Die gesundheitlichen Risiken von E-Zigaretten und E-Shishas sind noch nicht geklärt. Trotzdem können auch Kinder die nikotinfreie Alternativen am Kiosk kaufen. Nun will die Bundesregierung prüfen, ob die Bestimmungen verschärft werden müssen.   Diskutieren Sie mit uns.

Bisher gelten E-Zigaretten in Deutschland als Genussmittel. Tabakprodukte hingegen dürfen nur an Erwachsene verkauft werden. Diese "Gesetzeslücke" gelte es nun zu schließen, sagte die Familienministerin. Künftig müssen Käufer von E-Zigaretten und E-Shishas 18 Jahre alt sein. Das soll auch für den Internethandel gelten. Besteller müssten beim Empfang künftig ihren Ausweis vorzeigen.

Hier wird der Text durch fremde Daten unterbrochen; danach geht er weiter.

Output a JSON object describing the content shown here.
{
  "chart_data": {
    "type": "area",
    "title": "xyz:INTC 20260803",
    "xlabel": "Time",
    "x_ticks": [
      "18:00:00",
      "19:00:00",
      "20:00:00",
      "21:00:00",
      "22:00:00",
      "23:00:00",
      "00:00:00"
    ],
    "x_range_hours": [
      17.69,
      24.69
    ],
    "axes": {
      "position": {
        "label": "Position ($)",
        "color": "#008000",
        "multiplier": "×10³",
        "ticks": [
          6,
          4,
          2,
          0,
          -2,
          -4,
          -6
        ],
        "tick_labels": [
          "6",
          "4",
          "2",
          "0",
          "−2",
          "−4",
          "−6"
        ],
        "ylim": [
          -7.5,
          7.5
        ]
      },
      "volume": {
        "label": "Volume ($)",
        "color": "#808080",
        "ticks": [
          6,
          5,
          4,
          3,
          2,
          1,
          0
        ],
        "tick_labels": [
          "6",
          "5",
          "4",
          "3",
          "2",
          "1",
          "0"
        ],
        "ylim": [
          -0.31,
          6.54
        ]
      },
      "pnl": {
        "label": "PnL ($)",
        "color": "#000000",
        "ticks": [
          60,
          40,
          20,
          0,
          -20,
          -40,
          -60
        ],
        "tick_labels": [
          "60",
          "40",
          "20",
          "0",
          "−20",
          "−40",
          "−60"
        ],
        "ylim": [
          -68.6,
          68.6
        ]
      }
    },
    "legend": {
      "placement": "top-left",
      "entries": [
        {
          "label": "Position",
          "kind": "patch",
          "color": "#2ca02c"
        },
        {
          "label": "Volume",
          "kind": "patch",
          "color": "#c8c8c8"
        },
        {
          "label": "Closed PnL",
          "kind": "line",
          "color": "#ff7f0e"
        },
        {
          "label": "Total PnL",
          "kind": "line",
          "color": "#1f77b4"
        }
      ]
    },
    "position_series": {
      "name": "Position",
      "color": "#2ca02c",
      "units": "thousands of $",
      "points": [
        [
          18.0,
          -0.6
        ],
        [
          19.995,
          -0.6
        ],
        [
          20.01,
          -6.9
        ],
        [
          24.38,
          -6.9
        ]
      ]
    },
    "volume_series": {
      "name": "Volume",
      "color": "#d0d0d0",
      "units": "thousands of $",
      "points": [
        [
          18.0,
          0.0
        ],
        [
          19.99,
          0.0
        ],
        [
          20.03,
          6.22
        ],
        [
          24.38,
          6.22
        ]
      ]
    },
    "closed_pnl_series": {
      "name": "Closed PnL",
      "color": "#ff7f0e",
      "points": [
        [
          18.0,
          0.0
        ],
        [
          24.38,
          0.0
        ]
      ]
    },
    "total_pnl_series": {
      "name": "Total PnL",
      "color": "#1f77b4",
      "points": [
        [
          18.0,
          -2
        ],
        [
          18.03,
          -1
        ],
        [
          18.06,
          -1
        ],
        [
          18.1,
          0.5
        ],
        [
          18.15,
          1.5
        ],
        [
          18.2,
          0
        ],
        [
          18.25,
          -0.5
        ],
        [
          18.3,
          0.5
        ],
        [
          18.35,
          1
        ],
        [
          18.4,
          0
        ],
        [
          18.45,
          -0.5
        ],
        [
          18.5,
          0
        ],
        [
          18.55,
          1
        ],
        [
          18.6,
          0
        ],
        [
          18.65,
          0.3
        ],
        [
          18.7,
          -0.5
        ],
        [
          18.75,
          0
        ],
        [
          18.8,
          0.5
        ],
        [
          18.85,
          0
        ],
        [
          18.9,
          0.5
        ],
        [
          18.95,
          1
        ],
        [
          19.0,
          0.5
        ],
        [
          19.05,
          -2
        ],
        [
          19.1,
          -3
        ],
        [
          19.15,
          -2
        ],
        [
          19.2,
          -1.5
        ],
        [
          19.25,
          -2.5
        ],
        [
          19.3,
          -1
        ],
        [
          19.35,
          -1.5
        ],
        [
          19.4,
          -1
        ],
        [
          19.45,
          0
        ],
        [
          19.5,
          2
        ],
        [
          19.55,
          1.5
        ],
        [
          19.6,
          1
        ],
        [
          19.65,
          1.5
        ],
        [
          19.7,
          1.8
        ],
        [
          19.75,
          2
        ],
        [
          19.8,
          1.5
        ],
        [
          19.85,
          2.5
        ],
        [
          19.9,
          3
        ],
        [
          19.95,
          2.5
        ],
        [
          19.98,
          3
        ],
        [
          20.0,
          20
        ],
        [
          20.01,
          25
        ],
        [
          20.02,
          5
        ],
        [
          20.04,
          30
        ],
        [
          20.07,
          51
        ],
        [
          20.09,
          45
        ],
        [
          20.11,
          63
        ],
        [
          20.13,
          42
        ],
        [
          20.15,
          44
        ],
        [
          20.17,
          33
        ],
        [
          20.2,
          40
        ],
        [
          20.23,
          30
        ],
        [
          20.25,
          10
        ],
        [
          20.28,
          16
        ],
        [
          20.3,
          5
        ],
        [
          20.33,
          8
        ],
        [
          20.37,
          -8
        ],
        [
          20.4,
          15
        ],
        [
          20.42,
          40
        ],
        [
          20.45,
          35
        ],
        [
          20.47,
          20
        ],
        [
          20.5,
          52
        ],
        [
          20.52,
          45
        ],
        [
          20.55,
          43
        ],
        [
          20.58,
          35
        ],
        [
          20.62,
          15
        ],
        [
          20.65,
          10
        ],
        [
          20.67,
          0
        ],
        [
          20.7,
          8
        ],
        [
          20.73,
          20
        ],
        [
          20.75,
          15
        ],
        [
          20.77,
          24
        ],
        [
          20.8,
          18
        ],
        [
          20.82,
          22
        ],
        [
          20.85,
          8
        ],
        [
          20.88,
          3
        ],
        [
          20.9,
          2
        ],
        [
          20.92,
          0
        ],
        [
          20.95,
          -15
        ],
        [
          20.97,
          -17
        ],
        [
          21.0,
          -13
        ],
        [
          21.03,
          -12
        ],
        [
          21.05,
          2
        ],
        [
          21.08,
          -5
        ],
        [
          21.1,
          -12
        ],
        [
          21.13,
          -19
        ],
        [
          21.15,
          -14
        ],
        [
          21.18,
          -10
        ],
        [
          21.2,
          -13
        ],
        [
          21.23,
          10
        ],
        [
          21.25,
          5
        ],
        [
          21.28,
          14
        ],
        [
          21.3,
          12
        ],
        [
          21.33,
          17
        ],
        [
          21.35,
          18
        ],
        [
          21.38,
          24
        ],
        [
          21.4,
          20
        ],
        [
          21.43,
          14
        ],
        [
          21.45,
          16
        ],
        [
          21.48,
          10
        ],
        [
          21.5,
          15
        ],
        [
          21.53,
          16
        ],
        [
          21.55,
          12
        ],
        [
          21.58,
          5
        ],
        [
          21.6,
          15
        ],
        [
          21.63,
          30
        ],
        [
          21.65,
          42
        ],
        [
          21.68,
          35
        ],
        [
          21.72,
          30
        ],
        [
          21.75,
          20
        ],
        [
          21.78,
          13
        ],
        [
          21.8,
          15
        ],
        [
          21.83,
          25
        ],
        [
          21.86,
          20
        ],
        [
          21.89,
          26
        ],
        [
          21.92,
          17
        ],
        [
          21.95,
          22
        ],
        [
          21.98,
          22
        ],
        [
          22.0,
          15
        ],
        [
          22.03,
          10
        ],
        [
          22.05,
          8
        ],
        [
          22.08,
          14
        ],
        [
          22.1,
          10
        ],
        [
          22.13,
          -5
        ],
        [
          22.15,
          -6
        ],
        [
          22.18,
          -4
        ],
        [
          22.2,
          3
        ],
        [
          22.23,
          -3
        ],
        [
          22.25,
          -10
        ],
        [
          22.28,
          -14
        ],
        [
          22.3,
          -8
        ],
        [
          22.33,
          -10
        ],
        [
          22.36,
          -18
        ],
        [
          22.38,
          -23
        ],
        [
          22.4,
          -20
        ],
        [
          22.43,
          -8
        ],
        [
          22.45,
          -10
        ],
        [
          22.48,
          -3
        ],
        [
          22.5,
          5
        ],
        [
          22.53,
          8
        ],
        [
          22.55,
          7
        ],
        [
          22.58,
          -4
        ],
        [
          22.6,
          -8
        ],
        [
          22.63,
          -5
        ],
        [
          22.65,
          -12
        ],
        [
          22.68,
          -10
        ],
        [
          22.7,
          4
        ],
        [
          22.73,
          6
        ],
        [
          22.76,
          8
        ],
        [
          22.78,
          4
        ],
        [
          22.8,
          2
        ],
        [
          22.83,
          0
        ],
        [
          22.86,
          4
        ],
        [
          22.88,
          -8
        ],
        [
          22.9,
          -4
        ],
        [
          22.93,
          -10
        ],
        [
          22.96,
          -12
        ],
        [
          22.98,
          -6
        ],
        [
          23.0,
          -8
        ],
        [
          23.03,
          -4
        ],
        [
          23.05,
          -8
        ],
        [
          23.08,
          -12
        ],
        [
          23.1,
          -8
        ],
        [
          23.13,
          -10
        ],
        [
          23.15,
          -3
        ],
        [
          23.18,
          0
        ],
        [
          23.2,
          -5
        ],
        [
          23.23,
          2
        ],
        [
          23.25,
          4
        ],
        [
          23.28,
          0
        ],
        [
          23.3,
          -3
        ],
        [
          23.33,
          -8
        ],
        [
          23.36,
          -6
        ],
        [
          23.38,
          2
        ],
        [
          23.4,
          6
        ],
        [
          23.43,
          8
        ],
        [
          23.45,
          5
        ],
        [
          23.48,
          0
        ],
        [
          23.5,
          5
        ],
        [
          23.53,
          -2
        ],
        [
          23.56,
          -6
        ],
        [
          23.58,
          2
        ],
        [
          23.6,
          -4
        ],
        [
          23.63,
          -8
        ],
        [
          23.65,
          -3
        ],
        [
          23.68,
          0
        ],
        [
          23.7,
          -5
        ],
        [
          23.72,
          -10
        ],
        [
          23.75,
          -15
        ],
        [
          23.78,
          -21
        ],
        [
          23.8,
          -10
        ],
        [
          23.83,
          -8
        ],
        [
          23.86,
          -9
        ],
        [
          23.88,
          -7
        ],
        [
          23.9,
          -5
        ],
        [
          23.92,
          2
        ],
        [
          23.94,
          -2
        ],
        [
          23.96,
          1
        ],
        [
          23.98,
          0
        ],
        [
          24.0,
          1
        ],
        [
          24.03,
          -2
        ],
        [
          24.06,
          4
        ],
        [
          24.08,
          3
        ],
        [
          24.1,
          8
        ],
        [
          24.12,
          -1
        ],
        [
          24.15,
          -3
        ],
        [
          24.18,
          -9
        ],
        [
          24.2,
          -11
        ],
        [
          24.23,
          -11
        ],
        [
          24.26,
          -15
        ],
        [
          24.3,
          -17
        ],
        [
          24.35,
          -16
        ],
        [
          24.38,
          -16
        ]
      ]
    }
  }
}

Und wenn es nach Christian Schmidt geht, dessen Ministerium auch für den gesundheitlichen Verbraucherschutz zuständig ist, dann wird es für E-Raucher noch unbequemer: Schmidts Ministerium will 2016 die im vergangenen Jahr verabschiedete EU-Tabakprodukt-Richtlinie umsetzen. Hersteller müssten dann Warnhinweise auf Packungen mit E-Zigaretten drucken und die Inhaltsstoffe aufführen. Auch soll es Werbebeschränkungen geben.

Ob sie künftig auch Energydrinks für Kinder und Jugendliche verbieten werde, wurde Manuela Schwesig bei der Gesetzesvorstellung gefragt. Nein, erwiderte die Ministerin. Ob man auf die koffeinhaltigen Getränke verzichte, sei ja eher eine Frage von gesunder Ernährung. E-Shishas hingegen seien nur gesundheitsgefährdend und gehörten deshalb für Heranwachsende verboten. Ohne Brüche ist diese Logik nicht. Alkohol dürfen Jugendliche kaufen, sobald sie 16 geworden sind. Vor E-Shishas mit Bier-Geschmack werden sie dagegen noch zwei Jahre länger geschützt.